Maybe you want to work in a symbol that speaks to your favorite shared hobby, an illustration of your alma mater or the place you got engaged, or your favorite colors. Whatever you decide, know that subtly incorporating glimpses of your life can give even the most formal invitations a hint of personality, making them more fun for your guests to receive in the mail. An added bonus: Personalizing your invitations doesn't bump up the final cost as much as adding textured layers of material or choosing high-end or unique paper would, says Erin Burkhard, owner of Be In Love Designs, which means there are a number of options available to you that won't break your budget.
Look to your locale for inspiration.
Whether it's the one where you live or the spot where you're tying the knot, look to the town or city around you for inspiration. An illustration of the city's skyline or some of your town's well-known landmarks can really provide a sense of place, and since these can be flat-printed onto an invite, they don't have to cost a ton of money. Maps highlighting important places—either from your relationship or that will be part of the wedding weekend—can be fun, too.
And don't be afraid to work with your stationer on modifications to any landmark-specific designs they already have. While adjusting their original design will cost more, it's generally not as expensive as commissioning an entirely new design. Rob Charlton, owner of Goosefish Press, once changed Boston's famous Citgo sign to a Shell sign in an illustration of the city's Kenmore Square because his client worked for Shell Oil Company. For another client who wanted an illustration of Fenway Park, Charlton added his client's grandmother's senior housing unit into the buildings surrounding the baseball field. For another, he incorporated the office building where the couple works. "I'll try to add a little thing to stock skylines," he says.
Highlight your shared (or separate!) hobbies.
Do you two love to cook together? Symbols that speak to your time in the kitchen could easily be worked into an illustrated crest. Are you travel buffs? A passport-inspired design with "stamps" from all the places you've been can help tell your unique love story. And if you have entirely different passions? Burkhard says you should play those up, too. After all, not every couple loves the exact same things.

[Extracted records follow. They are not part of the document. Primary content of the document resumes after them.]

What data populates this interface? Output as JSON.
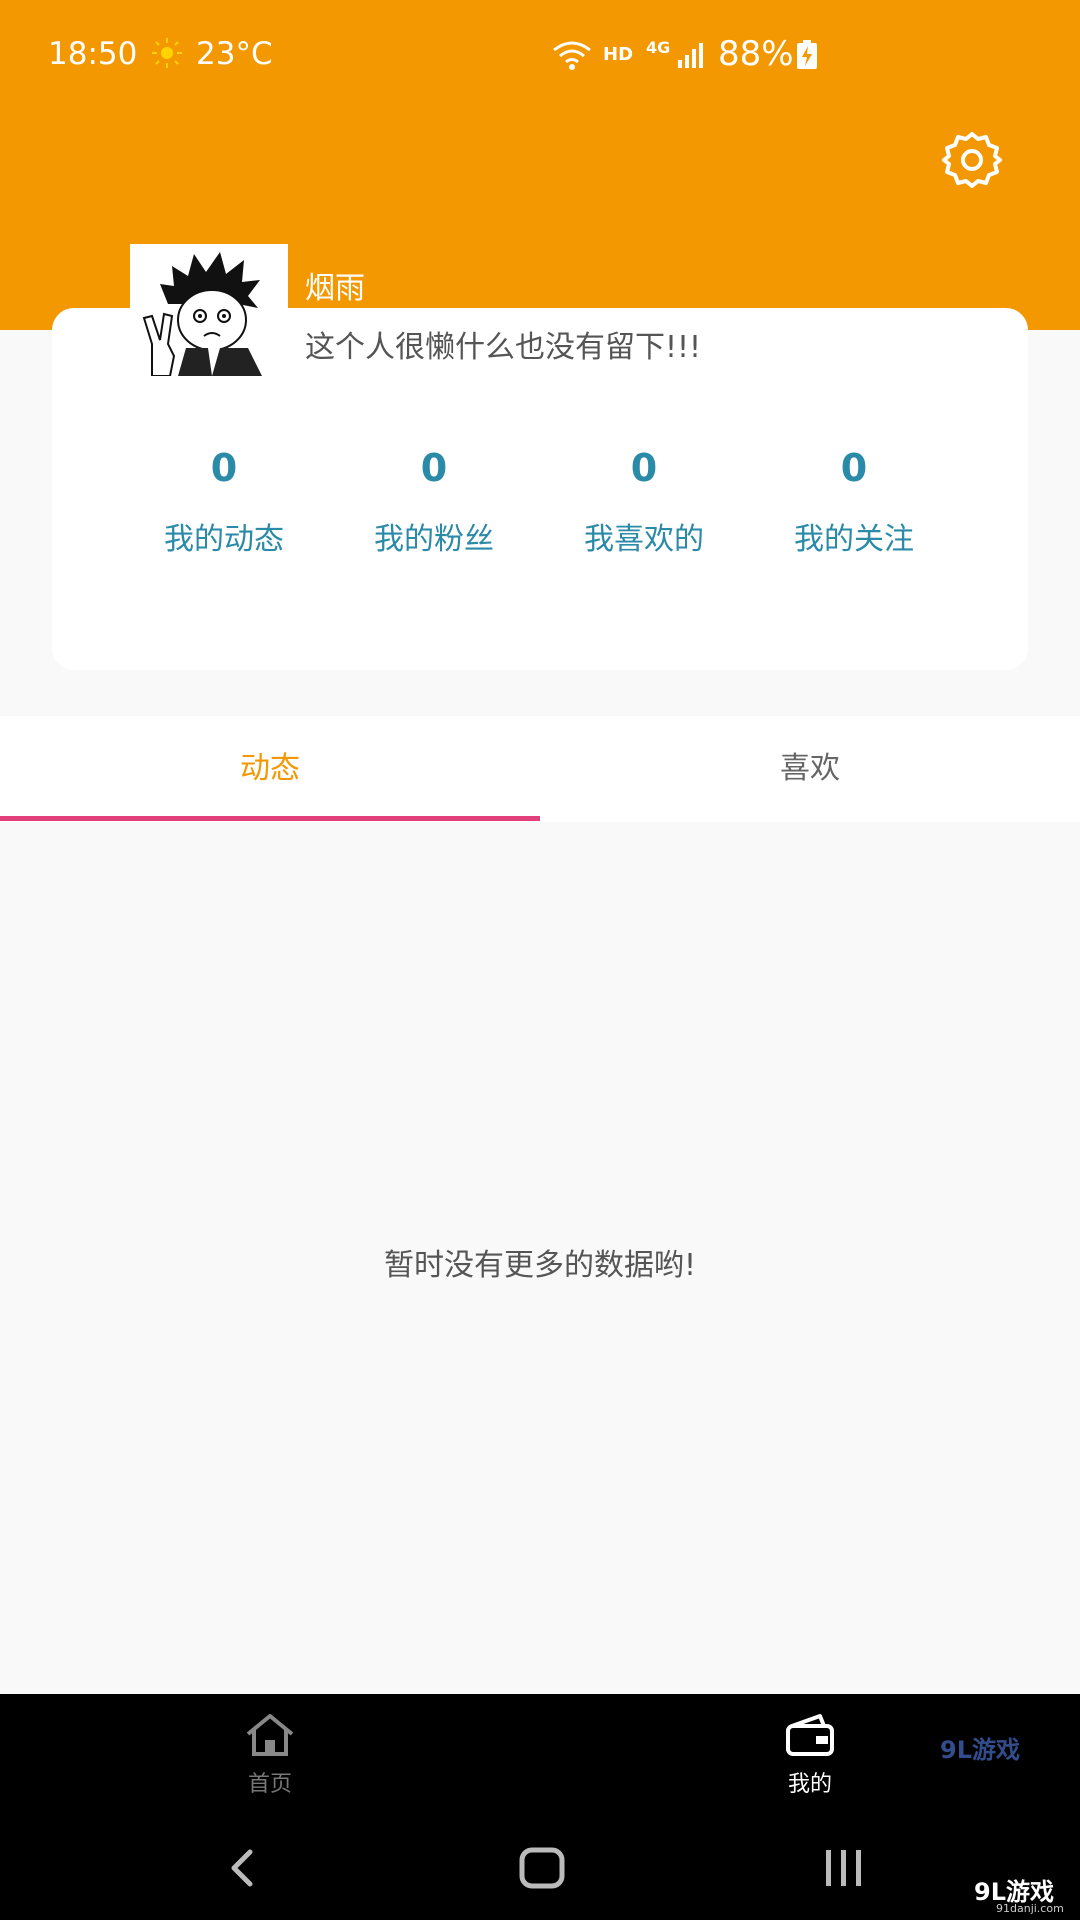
{
  "status_bar": {
    "time": "18:50",
    "weather_icon": "sun-icon",
    "temperature": "23°C",
    "network_hd": "HD",
    "network_type": "4G",
    "battery": "88%"
  },
  "colors": {
    "header": "#f39800",
    "accent_stat": "#2a8aa8",
    "tab_active": "#f39800",
    "tab_indicator": "#e2407a"
  },
  "profile": {
    "name": "烟雨",
    "bio": "这个人很懒什么也没有留下!!!"
  },
  "stats": [
    {
      "value": "0",
      "label": "我的动态"
    },
    {
      "value": "0",
      "label": "我的粉丝"
    },
    {
      "value": "0",
      "label": "我喜欢的"
    },
    {
      "value": "0",
      "label": "我的关注"
    }
  ],
  "tabs": [
    {
      "label": "动态",
      "active": true
    },
    {
      "label": "喜欢",
      "active": false
    }
  ],
  "empty_message": "暂时没有更多的数据哟!",
  "bottom_nav": [
    {
      "label": "首页",
      "icon": "home-icon",
      "active": false
    },
    {
      "label": "我的",
      "icon": "wallet-icon",
      "active": true
    }
  ],
  "watermark": {
    "brand": "9L游戏",
    "url": "91danji.com"
  }
}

Opposites attract! "I tell couples to really look into what their particular interests are," says Burkhard, who recently created a colorful invitation combining the interests of a bride who liked sewing and a groom who liked skateboarding. "It was completely them and it totally fit their venue."
Go back to your roots.
If you and your partner plan to highlight your different cultural backgrounds during the wedding, start by doing so on your invitations. It's a great way to tie the whole event together. Our pros suggest printing one side of the invitation in English and the other side in the language spoken to really blend traditions and ensure everyone feels involved.
Don't forget the rest of the invitation.
Have fun and get creative with the envelope liner, says Michelle Espinosa of Paper & Lace. If your wedding has a theme, the liner is a good place to include elements that speak to it. For example, Charlton illustrated nautical flags on the liner of an invitation for an oceanfront wedding.
For couples who want their invitation to stay traditional and formal, use the insert cards to include a personal illustration or more casual text, says Espinosa. That way, you have the beautiful, classic invitation you've always wanted, but a more fun, personal piece you can cherish, too. And if budget is a concern—requiring you to pick just one personalized element—Charlton recommends opting for the personal liner over a custom stamp, which can oftentimes go unnoticed.